The Post called the resolution by the American Studies Association (ASA) to boycott Israel’s universities “puzzling at best.” Puzzling, yes, but not surprising.
With slavery in Mauritania, ethnic cleansing of Muslims in Burma, more than 100,000 dead in Syria and anti-Christian pogroms in Egypt and Nigeria, the ASA obsesses about a small country where there is democracy, free speech and a high level of academic freedom. What drives these scholars?
Complex factors contribute to this prejudice. Israel is a celebrity among nations, and celebrities invariably attract adulation and detractors.
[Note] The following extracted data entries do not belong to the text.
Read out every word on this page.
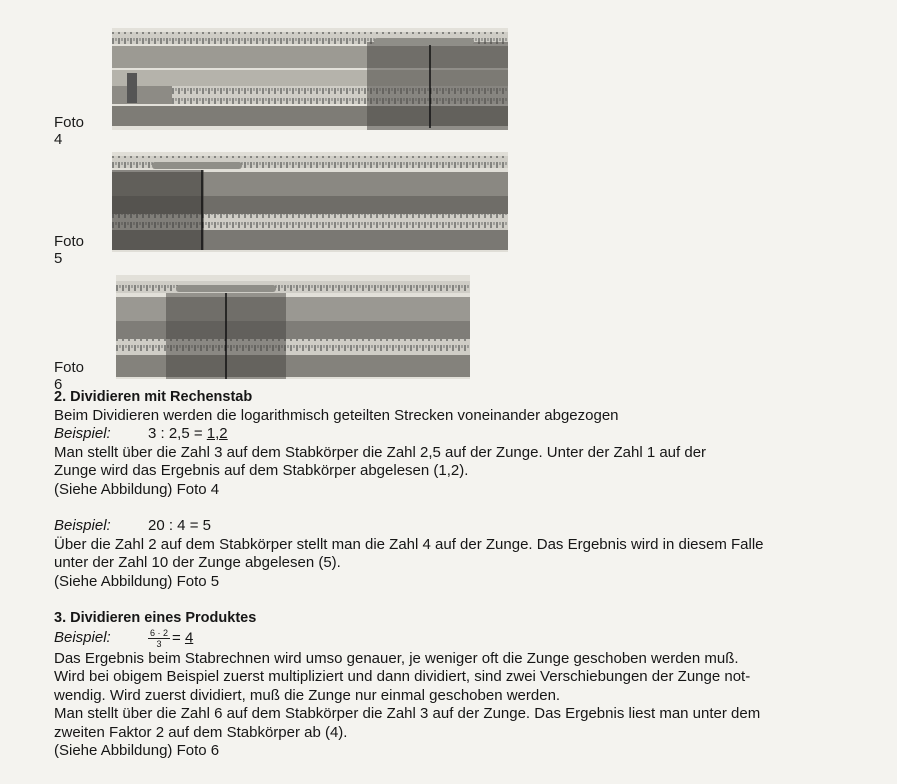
Foto 4
Foto 5
Foto 6

2. Dividieren mit Rechenstab

Beim Dividieren werden die logarithmisch geteilten Strecken voneinander abgezogen

Beispiel: 3 : 2,5 = 1,2

Man stellt über die Zahl 3 auf dem Stabkörper die Zahl 2,5 auf der Zunge. Unter der Zahl 1 auf der

Zunge wird das Ergebnis auf dem Stabkörper abgelesen (1,2).

(Siehe Abbildung) Foto 4

Beispiel: 20 : 4 = 5

Über die Zahl 2 auf dem Stabkörper stellt man die Zahl 4 auf der Zunge. Das Ergebnis wird in diesem Falle

unter der Zahl 10 der Zunge abgelesen (5).

(Siehe Abbildung) Foto 5

3. Dividieren eines Produktes

Beispiel:	$\frac{6 \cdot 2}{3} = 4$

Das Ergebnis beim Stabrechnen wird umso genauer, je weniger oft die Zunge geschoben werden muß.

Wird bei obigem Beispiel zuerst multipliziert und dann dividiert, sind zwei Verschiebungen der Zunge not-

wendig. Wird zuerst dividiert, muß die Zunge nur einmal geschoben werden.

Man stellt über die Zahl 6 auf dem Stabkörper die Zahl 3 auf der Zunge. Das Ergebnis liest man unter dem

zweiten Faktor 2 auf dem Stabkörper ab (4).

(Siehe Abbildung) Foto 6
Further, Israel has become caught up in the culture war between the Christian right and left. Additionally, Israel is sometimes viewed as a Western colonial enterprise. Academics of European extraction might not find Jewish Biblical claims compelling, but how do they justify their own presence in North America? This is not the first time in history that people have migrated.
Israel’s most pro-peace elements thrive at its universities. The peace process is slow but, as Churchill said, “To jaw-jaw always is better than to war-war.” What is needed is confidence-building, not punitive actions. Justice needs to be pursued, but it needs to be pursued justly and wisely.
Kenneth L. Cohen, Bethesda
The writer is executive director of the Vine and Fig Project, an interfaith organization dedicated to education about the Middle East conflict.